Again, the data in the published paper didn’t tell us why the students did not maintain their Therapeutic Commitment, but our interviews with former Scaife students gave us some ideas about why Therapeutic Commitment might go down, based on environmental factors.
In their settings, some described negative bias toward people with substance use disorders and the subject of substance use overall:
“There is still kind of a stigma. I’m not sure if it’s their previous misconceptions, or maybe things that standardized patients say that are condescending to patients with addictions. Or that students feel insulted by drug-seeking behavior.”

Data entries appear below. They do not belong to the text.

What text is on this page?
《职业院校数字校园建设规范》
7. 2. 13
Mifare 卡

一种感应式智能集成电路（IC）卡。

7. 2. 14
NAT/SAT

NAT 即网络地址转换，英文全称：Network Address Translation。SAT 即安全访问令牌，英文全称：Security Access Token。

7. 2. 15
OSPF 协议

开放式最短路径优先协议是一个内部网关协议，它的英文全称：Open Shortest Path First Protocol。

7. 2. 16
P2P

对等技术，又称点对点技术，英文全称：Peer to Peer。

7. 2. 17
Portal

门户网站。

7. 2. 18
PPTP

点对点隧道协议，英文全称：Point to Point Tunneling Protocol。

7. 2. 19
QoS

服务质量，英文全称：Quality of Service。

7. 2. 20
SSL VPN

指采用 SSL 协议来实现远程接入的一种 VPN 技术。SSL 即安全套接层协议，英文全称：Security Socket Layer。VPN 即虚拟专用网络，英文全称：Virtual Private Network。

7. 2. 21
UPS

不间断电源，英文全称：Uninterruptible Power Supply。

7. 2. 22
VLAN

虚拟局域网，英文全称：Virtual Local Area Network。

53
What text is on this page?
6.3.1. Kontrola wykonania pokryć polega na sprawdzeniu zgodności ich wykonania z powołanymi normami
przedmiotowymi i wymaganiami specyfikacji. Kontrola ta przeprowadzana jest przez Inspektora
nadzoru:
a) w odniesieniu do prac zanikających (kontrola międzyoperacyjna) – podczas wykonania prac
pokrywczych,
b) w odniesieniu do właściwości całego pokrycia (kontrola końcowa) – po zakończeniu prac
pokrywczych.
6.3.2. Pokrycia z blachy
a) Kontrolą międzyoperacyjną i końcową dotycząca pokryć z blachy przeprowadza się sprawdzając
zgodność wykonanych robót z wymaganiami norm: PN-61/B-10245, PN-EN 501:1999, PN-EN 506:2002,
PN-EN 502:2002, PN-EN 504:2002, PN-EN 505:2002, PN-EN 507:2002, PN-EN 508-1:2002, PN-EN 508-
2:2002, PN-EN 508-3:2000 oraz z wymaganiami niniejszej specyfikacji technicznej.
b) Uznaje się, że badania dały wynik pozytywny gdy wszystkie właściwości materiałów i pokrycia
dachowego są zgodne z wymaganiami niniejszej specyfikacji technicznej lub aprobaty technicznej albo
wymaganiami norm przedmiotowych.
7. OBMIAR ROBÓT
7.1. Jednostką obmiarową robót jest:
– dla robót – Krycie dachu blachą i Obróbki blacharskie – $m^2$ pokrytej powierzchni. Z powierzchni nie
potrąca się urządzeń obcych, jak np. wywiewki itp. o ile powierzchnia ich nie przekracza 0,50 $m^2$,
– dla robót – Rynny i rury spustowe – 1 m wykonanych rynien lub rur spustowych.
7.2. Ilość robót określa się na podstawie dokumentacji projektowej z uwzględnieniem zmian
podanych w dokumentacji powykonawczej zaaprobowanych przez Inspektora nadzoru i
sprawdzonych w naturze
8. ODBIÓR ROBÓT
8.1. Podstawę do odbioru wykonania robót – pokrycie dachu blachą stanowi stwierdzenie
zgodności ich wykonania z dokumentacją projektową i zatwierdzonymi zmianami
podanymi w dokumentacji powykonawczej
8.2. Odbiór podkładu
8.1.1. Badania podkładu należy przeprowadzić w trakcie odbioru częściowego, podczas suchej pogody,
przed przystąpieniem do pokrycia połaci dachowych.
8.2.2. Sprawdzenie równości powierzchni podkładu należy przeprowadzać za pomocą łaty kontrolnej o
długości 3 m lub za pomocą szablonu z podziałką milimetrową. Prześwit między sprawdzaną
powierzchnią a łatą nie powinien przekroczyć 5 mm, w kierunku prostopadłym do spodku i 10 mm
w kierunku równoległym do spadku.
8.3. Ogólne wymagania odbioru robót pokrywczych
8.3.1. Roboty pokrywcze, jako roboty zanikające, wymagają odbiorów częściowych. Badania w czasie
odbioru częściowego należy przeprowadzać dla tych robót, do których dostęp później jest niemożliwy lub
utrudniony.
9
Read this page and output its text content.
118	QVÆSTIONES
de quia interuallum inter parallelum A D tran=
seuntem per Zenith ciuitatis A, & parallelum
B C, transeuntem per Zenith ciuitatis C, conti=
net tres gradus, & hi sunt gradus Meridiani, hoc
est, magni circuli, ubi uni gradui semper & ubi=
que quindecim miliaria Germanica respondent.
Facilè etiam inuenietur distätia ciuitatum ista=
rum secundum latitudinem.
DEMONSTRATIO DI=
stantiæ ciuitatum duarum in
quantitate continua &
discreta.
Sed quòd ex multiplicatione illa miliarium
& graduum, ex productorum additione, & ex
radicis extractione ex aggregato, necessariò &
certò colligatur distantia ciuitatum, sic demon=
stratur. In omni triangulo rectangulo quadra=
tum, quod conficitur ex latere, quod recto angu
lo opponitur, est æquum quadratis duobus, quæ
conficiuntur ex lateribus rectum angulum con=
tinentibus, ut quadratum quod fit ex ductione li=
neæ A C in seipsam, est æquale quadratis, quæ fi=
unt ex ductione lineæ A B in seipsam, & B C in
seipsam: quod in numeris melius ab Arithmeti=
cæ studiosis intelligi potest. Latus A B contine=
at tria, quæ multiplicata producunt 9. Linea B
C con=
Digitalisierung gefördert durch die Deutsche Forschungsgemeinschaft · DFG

“For a lot of my classmates and people I work with, it’s hard for them to separate the addiction from the person. Like when they [people with SUDs] come into the trauma department, they don’t say anything negative, but I feel like they’re being treated differently.”
Most frequently, they described substance use as a low priority in their clinical settings.
“On my rotation, I felt like a lot of physicians or practitioners relied on clinical [urine] testing or that addiction was just not their primary concern. Or sometimes it was just kind of acceptance of the patient’s addiction and just looking at their other issues.”
“When I’m practicing alone I might be more likely [to recognize risky substance use] because I’m not afraid to talk about it. In a situation when I’m being graded, let’s say I ask the first five patients I see about alcohol or drugs, and my attending doesn’t like it, that would be a hard spot to be in.”
These results came as no surprise. They gibe with our work teaching Screening, Brief Intervention, and Referral to Treatment (SBIRT) to nursing and social work students. In a nutshell: what students learn in school often isn’t supported in their clinical placements and in their professional lives. For that reason, we incorporate training for field placement supervisors as well as students, whenever possible.
“Each One Teach One”
At the end of each session, IRETA staff always share an African American proverb with the students: Each one teach one. It’s an idea born during slavery, when black Americans were denied an education, and any slave who learned to read had a responsibility to share this essential knowledge with someone else.
Similarly, the students who undergo IRETA’s addiction training program are equipped with unique knowledge about substance use disorders. Not only that, the data show that they have a heightened sense of responsibility and motivation to help patients affected by addiction. Knowledge + responsibility + motivation adds up to effective advocacy.
Although at times their working environments may be hostile or indifferent toward addiction, we know that former Scaife students are becoming physicians who send new messages–in words and in actions–about the care that people with substance use disorders should receive.